L'ATTENTION
Pour
cette raison, au cours de la méditation, il est
nécessaire d'être attentif à tout
ce qui vient d'être dit, de maintenir une présence
d'esprit libre des deux extrêmes décrits.
Il faut demeurer dans cette compréhension, dans
cet état où l'on apprécie toute
chose avec une saveur unique, au-delà de la dualité.

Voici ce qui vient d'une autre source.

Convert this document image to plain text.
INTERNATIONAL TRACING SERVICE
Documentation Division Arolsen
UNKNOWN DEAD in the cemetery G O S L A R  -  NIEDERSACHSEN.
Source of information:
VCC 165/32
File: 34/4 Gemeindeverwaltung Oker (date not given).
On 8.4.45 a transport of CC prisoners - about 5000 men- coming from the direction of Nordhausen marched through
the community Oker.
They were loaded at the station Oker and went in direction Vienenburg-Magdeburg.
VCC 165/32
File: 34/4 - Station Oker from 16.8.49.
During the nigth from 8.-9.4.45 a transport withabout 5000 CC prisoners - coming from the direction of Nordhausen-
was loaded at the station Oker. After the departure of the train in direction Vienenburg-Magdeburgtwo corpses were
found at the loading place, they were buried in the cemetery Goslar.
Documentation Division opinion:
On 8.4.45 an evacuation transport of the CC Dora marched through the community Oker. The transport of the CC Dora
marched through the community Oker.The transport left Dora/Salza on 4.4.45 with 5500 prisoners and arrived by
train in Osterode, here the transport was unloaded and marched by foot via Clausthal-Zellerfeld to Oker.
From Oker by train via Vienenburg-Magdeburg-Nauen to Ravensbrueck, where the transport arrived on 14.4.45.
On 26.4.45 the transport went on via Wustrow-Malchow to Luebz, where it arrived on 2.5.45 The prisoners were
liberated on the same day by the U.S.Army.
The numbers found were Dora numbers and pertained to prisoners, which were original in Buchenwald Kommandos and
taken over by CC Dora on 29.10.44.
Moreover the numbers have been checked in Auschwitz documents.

Il n'est pas question de distinguer ce qui est pur de
ce qui est impur; dans la méditation, il n'y
a pas cette forme de séparation, il n'y a rien
qui soit distinct parce que, finalement, c'est de l'esprit
que tout émerge et c'est simplement la valeur
que la confusion accorde à ce qui est là
qui crée cette distinction . Peut -être
notre esprit va-t-il saisir quelque chose comme étant
bien, comme étant acceptable ou va-t-il
vouloir l'attirer et cela deviendra alors pour nous
pur ou positif. Ce même esprit va produire autre
chose qu'on voudra rejeter et qui alors, de par notre
interprétation, deviendra négatif. C'
est simplement notre esprit, notre
manière d'appréhender les choses dont
il s'agit ici. Donc, ce qu'il faut, c'est demeurer libre
de ces extrêmes d'acceptation ou de rejet, les
considérer avec une saveur unique, demeurer dans
l'attention à toute chose et dans la conscience
de la motivation qui nous anime pendant que nous pratiquons.
À
PROPOS DE LA MOTIVATION - LA VOlE DE L ' ASPIRATION
Aujourd'hui,
il y a deux sortes de pratiquants. Tout d'abord, ceux
qui pratiquent du fond du coeur ; si je m'adressais
à des Tibétains, je parlerais de foi et
de dévotion, mais pour des Occidentaux, je parlerais
plutôt d'aspiration ou de coeur. Ce type de pratiquant
s'engage dans la voie du bouddha parce que sa motivation
est basée sur une sorte de compréhension
instinctive ou de résonance du coeur et que cette
pratique procure un certain bonheur, une certaine énergie,
une certaine vibration qui satisfont le pratiquant
au niveau intime. Il est bon, bien sûr, de développer
ce type d'attitude, mais là encore, il ne faut
pas tomber dans l'extrême. La cause première
de la pratique étant basée sur une sensation,
sur une sorte de "feeling", la motivation
risque d'être temporaire. Dans ce cas-là,
ce qui anime la pratique dépendra d'une personnalité,
d'un enseignant, d'un type d'enseignement, de telle
ou telle circonstance, qui ont résonné
à l'intérieur de notre coeur. Si la motivation
se résume simplement à cela, il y a le
risque que, dès qu'une émotion un peu
plus forte interviendra, ou qu'un petit obstacle s'élèvera,
ceux-ci prennent d'énormes proportions. Cela
parce que la motivation est trop sensorielle pourrait-on
dire, ou trop liée à des sensations et
à des sentiments.
LA
VOIE DE L'INTELLECT
L'autre
aspect, c'est l'aspect intellectuel. Il s'agit du pratiquant
qui voudrait satisfaire son désir de connaissance.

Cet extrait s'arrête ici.